Loro dicono che basta porsi con cortesia. Sciocchezze. Io quasi chiedo scusa, quando entro in un negozio, e mi ringhiano lo stesso. Ho visto gente sciogliersi in un’essenza di garbo, ed essere scorticata ugualmente.

Con loro no.
Con loro, in una gelateria c’è stata la gara tra le due gelataie per suggerire il gusto preferito, con assaggi offerti fino ad arrivare alla scelta, con trionfo esultante della vincitrice.

Con loro, in un negozio di elettrodomestici, ho visto la titolare, nonostante la clientela numerosa, cercare l’elenco del telefono per aiutarle a trovare un indirizzo.

Con loro, arriva sul tavolo una porzione di focaccia al formaggio in più, omaggio della casa.

Ve le presto, se volete.

Che io ci sono tornata, in quei posti, ma mica mi hanno trattata come quando ero andata con loro.

*Barbara Fiorio è nata, vive e scrive a Genova.
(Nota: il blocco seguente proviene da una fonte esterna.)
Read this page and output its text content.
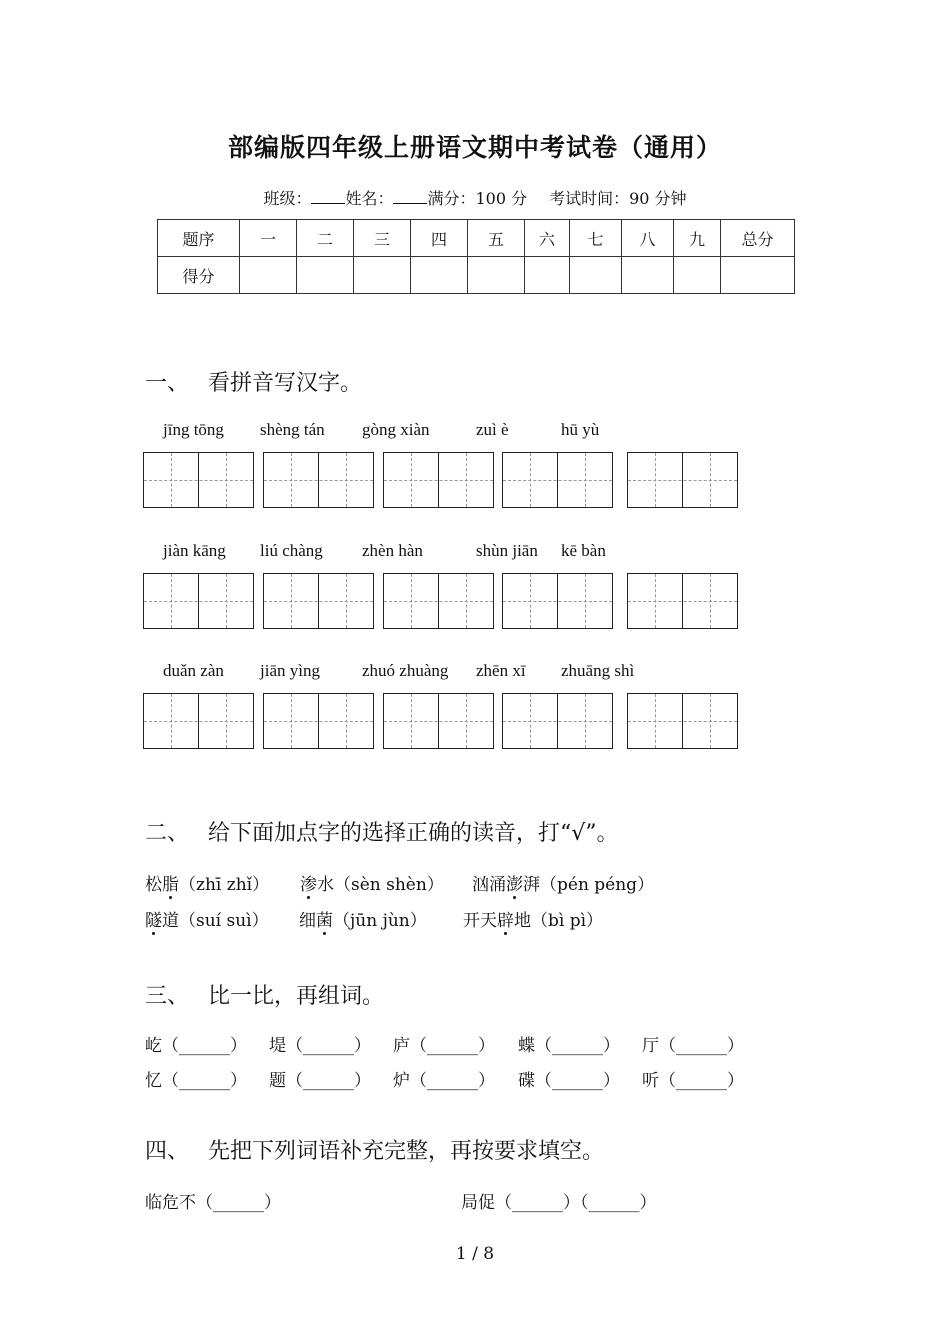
部编版四年级上册语文期中考试卷（通用）
班级： 姓名： 满分：100 分 考试时间：90 分钟
题序	一	二	三	四	五	六	七	八	九	总分
得分										
一、 看拼音写汉字。
jīng tōng shèng tán gòng xiàn	zuì è	hū yù
jiàn kāng liú chàng zhèn hàn	shùn jiān kē bàn
duǎn zàn jiān yìng zhuó zhuàng zhēn xī zhuāng shì
二、 给下面加点字的选择正确的读音，打“√”。
松脂（zhī zhǐ） 渗水（sèn shèn） 汹涌澎湃（pén péng）
隧道（suí suì） 细菌（jūn jùn） 开天辟地（bì pì）
三、 比一比，再组词。
屹（______） 堤（______） 庐（______） 蝶（______） 厅（______）
忆（______） 题（______） 炉（______） 碟（______） 听（______）
四、 先把下列词语补充完整，再按要求填空。
临危不（______）	局促（______）（______）
1 / 8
Ha pubblicato il saggio ironico sulle fiabe classiche “C’era una svolta” (Eumeswil, 2009) e i romanzi “Chanel non fa scarpette di cristallo” (Castelvecchi, 2011), “Buona fortuna” (Mondadori, 2013) e “Qualcosa di vero” (Feltrinelli, 2015). Di recente è inoltre uscito un suo racconto inedito nell’antologia “Gatti – Le storie più belle” (Einaudi, novembre 2015). I suoi libri sono tradotti in Spagna e in Germania.

Tiene corsi e laboratori di comunicazione e di scrittura creativa, tra cui il Gruppo di Supporto Scrittori Pigri.

Vita e Caruggi si ispira all’omonima rubrica che la giornalista genovese Margot, protagonista di “Buona fortuna”, tiene su un quotidiano locale.